Note: Java annotations are only generated if these are specified via command line parameter.

Note: The C++ generated code will use optional to express nullability for non-Interface types. Which implementation is used depends on the compiler version: Gluecodium uses std::optional if available, but falls back to a custom implementation of it otherwise. This behavior can be overwritten with defines, see generated Optional.h header.

Documentation comments

Comments can be formatted in Markdown and links to other types can be added in the form [package.Interface.method]. For properties the syntax [PropertyName.set] and [PropertyName.get] can be used to refer to setters/getters explicitly. Without suffix the reference will link to the getter in languages which have getters and setters.

Annotations

Language annotations @Cpp, @Swift, @Java

Language annotations allow to set attributes specific to a generated language. All of them support setting a custom name for the annotated element which will be used for generation.

@Cpp(ExternalName=..., ExternalType=...)

@ExternalType and @ExternalName can be used to skip generating C++ code but only generate Java/Swift and glue code. This is useful when exposing already existing C++ APIs. For external structs which fields have getters and setters instead of direct field access, @ExternalGetter and @ExternalSetter can be used to declare those.

@Equatable

Classes and structs marked like this are equal comparable. For structs comparison and hash functions are auto-generated.

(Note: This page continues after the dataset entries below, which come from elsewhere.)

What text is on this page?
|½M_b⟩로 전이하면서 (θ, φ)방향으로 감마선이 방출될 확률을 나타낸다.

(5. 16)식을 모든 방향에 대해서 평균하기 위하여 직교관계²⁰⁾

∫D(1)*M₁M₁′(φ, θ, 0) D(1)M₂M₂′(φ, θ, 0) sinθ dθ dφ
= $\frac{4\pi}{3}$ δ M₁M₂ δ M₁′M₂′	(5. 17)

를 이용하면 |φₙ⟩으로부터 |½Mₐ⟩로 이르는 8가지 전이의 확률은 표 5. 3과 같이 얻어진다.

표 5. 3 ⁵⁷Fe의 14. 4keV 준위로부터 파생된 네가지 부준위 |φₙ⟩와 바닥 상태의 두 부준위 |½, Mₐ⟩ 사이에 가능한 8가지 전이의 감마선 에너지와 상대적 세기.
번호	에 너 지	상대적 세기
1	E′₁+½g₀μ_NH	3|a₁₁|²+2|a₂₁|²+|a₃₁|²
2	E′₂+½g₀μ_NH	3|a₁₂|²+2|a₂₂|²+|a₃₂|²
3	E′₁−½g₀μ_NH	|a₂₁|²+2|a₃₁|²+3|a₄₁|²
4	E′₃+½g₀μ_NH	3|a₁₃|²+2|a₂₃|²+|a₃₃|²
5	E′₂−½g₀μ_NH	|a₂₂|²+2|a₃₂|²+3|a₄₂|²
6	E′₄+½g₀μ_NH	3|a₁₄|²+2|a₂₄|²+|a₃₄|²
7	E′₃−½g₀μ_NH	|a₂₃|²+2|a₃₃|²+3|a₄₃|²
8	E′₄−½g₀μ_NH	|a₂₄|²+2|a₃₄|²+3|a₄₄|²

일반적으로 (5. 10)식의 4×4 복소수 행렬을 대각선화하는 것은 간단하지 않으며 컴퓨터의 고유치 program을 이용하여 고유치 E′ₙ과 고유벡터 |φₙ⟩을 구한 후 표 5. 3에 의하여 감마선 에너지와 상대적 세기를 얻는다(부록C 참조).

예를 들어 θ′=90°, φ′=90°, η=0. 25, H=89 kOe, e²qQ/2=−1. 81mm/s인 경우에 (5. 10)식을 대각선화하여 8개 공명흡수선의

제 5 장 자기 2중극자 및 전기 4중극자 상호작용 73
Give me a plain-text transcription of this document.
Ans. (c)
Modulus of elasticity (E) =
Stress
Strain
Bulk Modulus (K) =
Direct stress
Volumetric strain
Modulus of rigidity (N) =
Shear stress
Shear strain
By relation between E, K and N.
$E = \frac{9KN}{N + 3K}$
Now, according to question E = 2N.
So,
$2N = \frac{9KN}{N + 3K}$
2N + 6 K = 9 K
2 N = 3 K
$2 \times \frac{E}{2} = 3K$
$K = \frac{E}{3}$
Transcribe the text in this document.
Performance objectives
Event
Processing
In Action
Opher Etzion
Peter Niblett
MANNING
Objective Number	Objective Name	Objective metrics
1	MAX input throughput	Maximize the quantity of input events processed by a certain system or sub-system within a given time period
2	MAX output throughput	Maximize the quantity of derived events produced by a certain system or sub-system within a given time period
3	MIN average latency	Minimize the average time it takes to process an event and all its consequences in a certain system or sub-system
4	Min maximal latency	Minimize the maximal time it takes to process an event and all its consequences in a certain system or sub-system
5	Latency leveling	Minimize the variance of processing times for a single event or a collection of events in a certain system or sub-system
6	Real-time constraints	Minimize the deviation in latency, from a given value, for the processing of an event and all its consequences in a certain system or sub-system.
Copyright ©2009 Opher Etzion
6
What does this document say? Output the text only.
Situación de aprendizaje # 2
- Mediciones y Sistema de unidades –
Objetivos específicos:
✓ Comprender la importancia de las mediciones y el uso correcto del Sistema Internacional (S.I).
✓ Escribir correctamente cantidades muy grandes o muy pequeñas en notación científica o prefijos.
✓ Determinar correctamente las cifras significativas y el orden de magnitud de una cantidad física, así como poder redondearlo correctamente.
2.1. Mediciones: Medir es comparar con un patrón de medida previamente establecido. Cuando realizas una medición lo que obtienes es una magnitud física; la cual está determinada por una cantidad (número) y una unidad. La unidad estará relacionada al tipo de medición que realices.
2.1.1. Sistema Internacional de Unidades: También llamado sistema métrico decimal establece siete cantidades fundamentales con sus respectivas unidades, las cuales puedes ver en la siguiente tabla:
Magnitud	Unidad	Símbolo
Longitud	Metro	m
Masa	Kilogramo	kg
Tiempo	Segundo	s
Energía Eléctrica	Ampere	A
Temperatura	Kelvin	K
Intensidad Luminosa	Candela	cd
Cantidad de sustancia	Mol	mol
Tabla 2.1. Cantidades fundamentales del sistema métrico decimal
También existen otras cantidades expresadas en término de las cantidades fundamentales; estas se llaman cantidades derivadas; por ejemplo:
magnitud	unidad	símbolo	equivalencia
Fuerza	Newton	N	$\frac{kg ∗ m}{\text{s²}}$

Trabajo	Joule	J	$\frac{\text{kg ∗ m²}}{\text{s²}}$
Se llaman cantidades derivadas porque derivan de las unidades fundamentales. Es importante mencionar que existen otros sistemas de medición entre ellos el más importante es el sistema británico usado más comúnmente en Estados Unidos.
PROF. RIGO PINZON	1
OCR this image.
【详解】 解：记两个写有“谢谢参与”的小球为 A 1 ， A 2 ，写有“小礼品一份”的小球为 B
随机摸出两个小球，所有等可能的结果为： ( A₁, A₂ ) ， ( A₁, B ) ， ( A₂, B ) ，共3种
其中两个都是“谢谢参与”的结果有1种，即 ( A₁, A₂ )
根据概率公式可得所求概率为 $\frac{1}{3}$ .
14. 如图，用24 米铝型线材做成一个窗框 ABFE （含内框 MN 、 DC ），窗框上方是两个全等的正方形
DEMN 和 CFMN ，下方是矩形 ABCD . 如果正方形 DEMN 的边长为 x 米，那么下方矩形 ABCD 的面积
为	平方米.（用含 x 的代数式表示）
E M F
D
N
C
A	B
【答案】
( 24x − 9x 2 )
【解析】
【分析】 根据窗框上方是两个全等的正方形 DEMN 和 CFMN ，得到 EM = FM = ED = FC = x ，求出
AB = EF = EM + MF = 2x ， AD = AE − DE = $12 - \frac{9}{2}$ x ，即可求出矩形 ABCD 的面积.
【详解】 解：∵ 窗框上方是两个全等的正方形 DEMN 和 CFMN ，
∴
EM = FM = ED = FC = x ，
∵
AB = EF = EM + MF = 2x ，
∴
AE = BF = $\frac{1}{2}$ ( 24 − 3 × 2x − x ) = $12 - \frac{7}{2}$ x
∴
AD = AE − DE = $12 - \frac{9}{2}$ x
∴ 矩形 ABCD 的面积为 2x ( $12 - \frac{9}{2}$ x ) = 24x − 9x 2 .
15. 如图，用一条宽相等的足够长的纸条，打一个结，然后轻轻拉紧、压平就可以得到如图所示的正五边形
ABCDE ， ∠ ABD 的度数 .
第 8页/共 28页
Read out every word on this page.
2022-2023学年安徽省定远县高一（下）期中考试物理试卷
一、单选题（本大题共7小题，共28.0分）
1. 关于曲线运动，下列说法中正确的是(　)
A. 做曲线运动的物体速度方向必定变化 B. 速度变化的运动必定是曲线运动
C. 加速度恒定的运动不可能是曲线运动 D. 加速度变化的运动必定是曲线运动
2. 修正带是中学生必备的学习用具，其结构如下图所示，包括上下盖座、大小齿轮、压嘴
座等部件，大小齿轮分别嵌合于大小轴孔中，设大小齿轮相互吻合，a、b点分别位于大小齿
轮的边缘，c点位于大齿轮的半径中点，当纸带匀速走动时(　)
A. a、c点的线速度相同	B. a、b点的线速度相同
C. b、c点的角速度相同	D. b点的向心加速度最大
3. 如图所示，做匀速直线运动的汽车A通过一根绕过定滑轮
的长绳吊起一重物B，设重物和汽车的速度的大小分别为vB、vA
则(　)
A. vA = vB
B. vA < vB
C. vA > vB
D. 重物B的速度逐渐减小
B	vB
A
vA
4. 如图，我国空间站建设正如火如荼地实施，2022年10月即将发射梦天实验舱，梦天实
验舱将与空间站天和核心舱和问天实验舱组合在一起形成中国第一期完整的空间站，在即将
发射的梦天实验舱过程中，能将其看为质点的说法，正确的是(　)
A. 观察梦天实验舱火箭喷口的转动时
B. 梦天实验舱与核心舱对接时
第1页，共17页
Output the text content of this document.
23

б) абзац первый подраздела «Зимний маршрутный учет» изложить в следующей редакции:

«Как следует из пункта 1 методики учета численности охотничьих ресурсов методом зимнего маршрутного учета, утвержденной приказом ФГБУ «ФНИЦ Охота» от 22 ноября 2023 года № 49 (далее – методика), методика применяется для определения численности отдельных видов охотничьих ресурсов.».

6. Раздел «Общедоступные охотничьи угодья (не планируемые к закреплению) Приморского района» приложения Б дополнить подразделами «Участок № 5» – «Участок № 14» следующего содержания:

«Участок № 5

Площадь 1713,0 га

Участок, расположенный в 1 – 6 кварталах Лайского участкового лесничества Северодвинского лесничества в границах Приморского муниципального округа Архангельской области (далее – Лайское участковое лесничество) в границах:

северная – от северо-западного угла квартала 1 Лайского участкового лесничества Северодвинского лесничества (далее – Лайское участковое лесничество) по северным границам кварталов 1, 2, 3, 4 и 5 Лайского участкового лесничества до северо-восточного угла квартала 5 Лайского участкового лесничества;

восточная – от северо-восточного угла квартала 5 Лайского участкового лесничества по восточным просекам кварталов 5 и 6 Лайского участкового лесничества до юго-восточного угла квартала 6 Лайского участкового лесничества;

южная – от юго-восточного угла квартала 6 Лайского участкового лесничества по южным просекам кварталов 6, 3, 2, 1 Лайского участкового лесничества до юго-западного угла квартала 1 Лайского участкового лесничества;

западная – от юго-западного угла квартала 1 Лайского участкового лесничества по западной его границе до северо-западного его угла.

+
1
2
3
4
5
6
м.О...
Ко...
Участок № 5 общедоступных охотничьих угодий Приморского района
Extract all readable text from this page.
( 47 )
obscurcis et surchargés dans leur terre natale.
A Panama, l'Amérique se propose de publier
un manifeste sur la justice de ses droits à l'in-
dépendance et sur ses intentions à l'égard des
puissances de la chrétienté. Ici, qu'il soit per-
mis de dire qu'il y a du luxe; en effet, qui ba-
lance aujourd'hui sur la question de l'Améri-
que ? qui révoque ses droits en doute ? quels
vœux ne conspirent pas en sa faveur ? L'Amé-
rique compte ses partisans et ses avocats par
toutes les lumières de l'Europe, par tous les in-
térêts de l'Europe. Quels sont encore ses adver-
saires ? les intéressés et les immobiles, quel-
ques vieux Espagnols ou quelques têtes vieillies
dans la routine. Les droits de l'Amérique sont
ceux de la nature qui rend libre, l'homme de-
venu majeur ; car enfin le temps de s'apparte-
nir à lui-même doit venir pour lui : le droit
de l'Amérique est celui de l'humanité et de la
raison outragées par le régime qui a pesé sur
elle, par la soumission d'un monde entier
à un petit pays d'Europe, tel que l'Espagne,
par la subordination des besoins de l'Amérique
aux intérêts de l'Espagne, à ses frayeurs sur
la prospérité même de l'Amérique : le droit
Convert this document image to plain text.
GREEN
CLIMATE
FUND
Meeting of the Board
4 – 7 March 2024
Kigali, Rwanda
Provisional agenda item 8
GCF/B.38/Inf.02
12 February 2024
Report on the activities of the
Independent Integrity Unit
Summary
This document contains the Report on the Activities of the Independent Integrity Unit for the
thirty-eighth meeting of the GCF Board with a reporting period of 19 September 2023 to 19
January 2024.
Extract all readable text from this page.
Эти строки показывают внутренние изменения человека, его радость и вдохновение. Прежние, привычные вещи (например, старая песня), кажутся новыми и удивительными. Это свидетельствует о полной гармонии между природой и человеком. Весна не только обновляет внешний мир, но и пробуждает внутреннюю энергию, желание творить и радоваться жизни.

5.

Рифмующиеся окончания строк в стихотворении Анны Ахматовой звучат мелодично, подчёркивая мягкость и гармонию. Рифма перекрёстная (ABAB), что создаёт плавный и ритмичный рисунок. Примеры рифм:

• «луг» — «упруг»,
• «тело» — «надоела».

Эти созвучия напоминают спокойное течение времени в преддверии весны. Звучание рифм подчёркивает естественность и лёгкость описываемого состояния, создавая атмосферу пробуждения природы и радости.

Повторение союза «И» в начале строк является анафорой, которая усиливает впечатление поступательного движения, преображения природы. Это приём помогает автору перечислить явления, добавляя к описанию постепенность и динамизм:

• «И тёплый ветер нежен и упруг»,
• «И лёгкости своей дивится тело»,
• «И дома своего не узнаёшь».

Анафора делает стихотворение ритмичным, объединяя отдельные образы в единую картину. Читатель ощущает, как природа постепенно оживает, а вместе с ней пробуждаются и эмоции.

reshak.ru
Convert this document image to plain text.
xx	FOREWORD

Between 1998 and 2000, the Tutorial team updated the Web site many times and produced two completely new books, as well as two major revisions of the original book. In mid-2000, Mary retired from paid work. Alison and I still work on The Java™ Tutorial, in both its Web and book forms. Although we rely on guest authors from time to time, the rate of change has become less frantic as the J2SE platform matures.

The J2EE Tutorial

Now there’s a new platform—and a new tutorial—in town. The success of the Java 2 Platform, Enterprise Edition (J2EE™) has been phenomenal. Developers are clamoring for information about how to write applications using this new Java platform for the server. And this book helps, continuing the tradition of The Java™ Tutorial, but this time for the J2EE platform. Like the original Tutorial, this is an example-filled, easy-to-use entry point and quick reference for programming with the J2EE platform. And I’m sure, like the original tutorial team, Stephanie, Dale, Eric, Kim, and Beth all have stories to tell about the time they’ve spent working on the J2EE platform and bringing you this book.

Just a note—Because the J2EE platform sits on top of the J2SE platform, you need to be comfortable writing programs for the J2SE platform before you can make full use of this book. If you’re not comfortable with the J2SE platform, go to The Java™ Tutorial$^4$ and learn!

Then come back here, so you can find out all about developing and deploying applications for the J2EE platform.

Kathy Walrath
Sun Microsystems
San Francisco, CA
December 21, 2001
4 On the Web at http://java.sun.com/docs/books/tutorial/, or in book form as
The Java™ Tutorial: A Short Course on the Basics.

For classes only the declaration is generated which needs to be implemented in C++ or otherwise results in linking errors.

Note: All fields in structs marked as @Equatable need to be of simple type or be marked as @Equatable or @PointerEquatable themselves.

@PointerEquatable

Classes marked like this are equal comparable by comparing the instances raw pointer in C++. Interfaces marked as @PointerEquatable also support hashing.

Exception types

Exception types defined in the IDL correspond to different types or concepts in the generated code, depending on the target language.

C++

C++ generated code does not use C++ exceptions concept, mostly to support projects that decide to disable those for their C++ code. Instead, for functions that have an error type declared, both return type and error type are wrapped into a custom union-like class Return<Value, Error>. This is done even if the return type is void.

There is, however, a slightly different behavior is the error type is an enumeration (for historical reasons):

  • the enumeration type is replaced with std::error_code whenever it is used as an error type.
  • conversion functions are generated to support implicit conversion from the enum type to std::error_code.
  • if return type is void, Return<Value, Error> is replaced by just std::error_code.

Java

LimeIDL exception types are represented as Java exceptions in Java generated code. The generated exception class has a field error that carries the value of the error type. There are no additional conventions, the generated exceptions behave like regular Java exceptions.

Swift

LimeIDL exception types are represented throwable types in Swift generated code. This is accomplished by generating a Swift extension for the error type that adds compliance to Error protocol. Moreover, a type alias with the error name pointing to the real error type is generated, but this is for convenience only and does not affect the functionality in any way.